Because predicting where the economy is going to come from, I prefer to simply wait until BABA shows signs that business fundamentals are (once again) driving the stock.
Valuation remains somewhat elevated – which means more downside exists
Alibaba's EV / EBITDA continues to be kind of high at ~ 22x EBITDA. Based on my calculations, I do not think BABA is cheap or a bargain stock.
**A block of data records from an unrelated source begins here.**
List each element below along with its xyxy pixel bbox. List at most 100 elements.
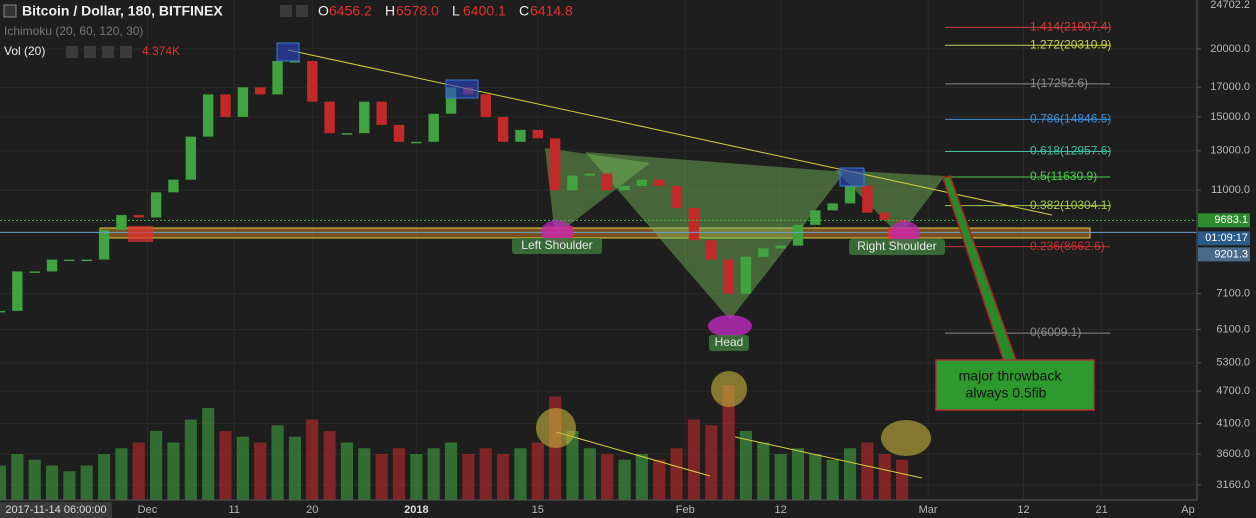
volume-bar: [479, 448, 492, 500]
grid: [0, 0, 1198, 500]
fib-label: 0(6009.1): [1030, 325, 1081, 339]
price-tag-label: 9201.3: [1214, 248, 1248, 260]
icon: [66, 46, 78, 58]
volume-bar: [340, 442, 354, 500]
indicator: Ichimoku (20, 60, 120, 30): [4, 24, 143, 38]
candle-body: [289, 61, 301, 63]
candle-body: [879, 212, 890, 220]
countdown-tag: [1198, 231, 1250, 246]
fib-label: 0.5(11630.9): [1030, 169, 1097, 183]
cursor-label: 2017-11-14 06:00:00: [5, 504, 106, 516]
candle-body: [12, 271, 23, 311]
y-tick-label: 3600.0: [1216, 448, 1250, 460]
candle-body: [220, 94, 231, 117]
marker-box: [839, 167, 865, 187]
candle-body: [740, 256, 752, 294]
pattern-label: Head: [715, 335, 744, 349]
candles: [0, 61, 908, 313]
legend-header: Bitcoin / Dollar, 180, BITFINEX Ichimoku…: [3, 3, 573, 58]
x-tick-label: 21: [1095, 504, 1107, 516]
label-box: [512, 238, 602, 254]
volume-bar: [410, 454, 423, 500]
ohlc-key: C: [519, 3, 529, 19]
volume-bar: [843, 448, 857, 500]
volume-bar: [601, 454, 614, 500]
fib-label: 1(17252.6): [1030, 76, 1088, 90]
candle-body: [98, 229, 110, 260]
candle-body: [341, 133, 353, 135]
volume-bar: [878, 454, 891, 500]
candle-body: [324, 101, 335, 134]
y-tick-label: 13000.0: [1210, 145, 1250, 157]
candle-body: [393, 124, 405, 142]
ohlc-key: O: [318, 3, 329, 19]
candle-body: [706, 240, 717, 260]
y-tick-label: 24702.2: [1210, 0, 1250, 11]
volume-bar: [323, 431, 336, 500]
volume-bar: [791, 448, 805, 500]
volume-bar: [670, 448, 683, 500]
candle-body: [862, 185, 873, 213]
candle-body: [567, 175, 578, 191]
pattern-label: Left Shoulder: [521, 238, 592, 252]
candle-body: [636, 179, 648, 186]
volume-bar: [254, 442, 267, 500]
candle-body: [584, 173, 596, 176]
price-tag: [1198, 247, 1250, 262]
candle-body: [758, 248, 769, 257]
volume-bar: [288, 436, 301, 500]
trend-line: [555, 431, 711, 477]
fib-retracement: 1.414(21907.4) 1.272(20310.9) 1(17252.6) 0.…: [0, 20, 1197, 339]
x-tick-label: Dec: [138, 504, 158, 516]
candle-body: [480, 94, 491, 117]
volume-bar: [514, 448, 527, 500]
volume-bar: [80, 465, 93, 500]
candle-body: [359, 101, 370, 134]
candle-body: [723, 259, 734, 294]
fib-label: 0.618(12957.6): [1030, 144, 1111, 158]
ohlc-value: 6578.0: [396, 3, 439, 19]
marker-box: [128, 226, 153, 242]
candle-body: [150, 192, 162, 218]
volume-bar: [202, 408, 215, 500]
head-triangle: [585, 152, 845, 320]
volume-bar: [427, 448, 440, 500]
volume-bar: [98, 454, 111, 500]
x-tick-label: Mar: [919, 504, 938, 516]
x-tick-label: 15: [532, 504, 544, 516]
candle-body: [810, 210, 821, 225]
support-zone: [99, 227, 1091, 239]
volume-bar: [392, 448, 406, 500]
candle-body: [844, 185, 856, 204]
volume-bar: [635, 454, 648, 500]
volume-bar: [566, 431, 579, 500]
candle-body: [307, 61, 318, 102]
x-tick-label: 11: [228, 504, 239, 516]
volume-bar: [444, 442, 458, 500]
marker-box: [445, 79, 479, 99]
candle-body: [497, 116, 509, 142]
x-tick-label: Ap: [1181, 504, 1194, 516]
volume-bar: [497, 454, 510, 500]
x-tick-label: 12: [1017, 504, 1029, 516]
candle-body: [428, 113, 439, 142]
y-tick-label: 7100.0: [1216, 288, 1250, 300]
icon: [102, 46, 114, 58]
icon: [84, 46, 96, 58]
volume-bar: [826, 459, 839, 500]
fib-label: 0.786(14846.5): [1030, 112, 1111, 126]
candle-body: [532, 129, 543, 139]
candle-body: [0, 310, 6, 313]
y-tick-label: 3160.0: [1216, 479, 1250, 491]
callout-box: [935, 359, 1095, 411]
candle-body: [688, 208, 700, 241]
candle-body: [896, 219, 908, 223]
label-box: [849, 239, 945, 255]
y-tick-label: 11000.0: [1211, 184, 1250, 196]
volume-value: 4.374K: [142, 44, 180, 58]
volume-bar: [722, 385, 735, 500]
volume-bar: [757, 442, 770, 500]
volume-bar: [219, 431, 232, 500]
Although 22x EBITDA is the lowest valuation investors in the last year, the EV / EBITDA has been as low as 15x over the past three years. Therefore, I do not believe that 22x is the bottom multiple. The following two charts
Multiple Bottom is ~ 22x since January 2018, which is where the stock is right now.
But has been as low as 15x from January to June 2016.
Because Multiple EBITDA Remains Above Its Three-Year Trough, I Believe It Fails to Fear China's Flows.
In a worst-case scenario, the multiple could fall to 10x if the Chinese economy enters a recession (something I believe will happen, but do not know when). Multiple EBITDAs have been reported in the early 2015 and early 2016. You may remember that there were lots of questions about the Chinese economy during that time period too.
Why is valuation high? because EBITDA trends are healthy
As one of the fastest growing-cap growth companies in the world, Alibaba has achieved impressive EBITDA growth trends. From fiscal year 2016 to 2018, EBITDA has grown to ~ 36% CAGR, almost doubling from $ 8.1B to $ 15.5B (amounts in USD). EBITDA is just over $ 16B over TTM (trailing twelve months). I strongly believe EBITDA growth will continue at double-digit rates, even if China and the US intensify their trade war. I also believe EBITDA growth will continue even if China enters a recession, though it may take a temporary slowdown in that scenario.
Nonetheless, I believe EBITDA will continue to increase China growth and growth is a secular growth story.
Wall Street analysts are estimating Alibaba will grow revenue by 40% next year, and 28% the year after. As revenue grows, EBITDA should grow with it at double-digit rates. If EBITDA grows for a couple of years at double-digit rates, the EV / multiple EBITDA will shrink, all else equal. This strength should eventually lead to a decline in the stock market, which is likely to be significant. Alibaba is a good stock to invest.
In the long-run, I believe EBITDA growth will be the driving force of the stock price. The EV / multiple EBITDA would shrink even if the stock is flat for the next few years.
Below are EV and EBITDA calculations. This is the price of this writing:
As mentioned before, Alibaba's multiple would come back as revenue and EBITDA grows. A single scenario analysis is maintained (~ 35% CAGR), then EV / EBITDA multiple will be ~ 14x in two years (late 2020).
Conclusions and investor takeaways
I believe Alibaba stock will keep growing because of solid business fundamentals, but the stock may stay flat (or even keep declining) as people feel fearful about US / China trade and Chinese macroeconomics.
In the short run, investors could easily bid BABA shares by ascribing to lower multiples to its EBITDA. In other words, the stock can (and probably will) keep going lower in the near future. Alibaba's EV / multiple EBITDA was as low as 15x over the past three years, which would equate to ~ $ 95 stock as of today's EBITDA.
However, I am not willing to sell my shares because EBITDA will probably keep growing at double-digit rates. Alibaba Retail, Cloud Computing, and Other Businesses. By not selling, I would not miss the upside if the stock recovers quicker than I anticipate. But because I believe the stock can keep declining, I will wait before I upsize my position.
Disclosure: I am / we are long Baba.
I wrote this article myself, and it expresses my own opinions. I am not receiving compensation for it (other than from Seeking Alpha). I have no business relationship with this article.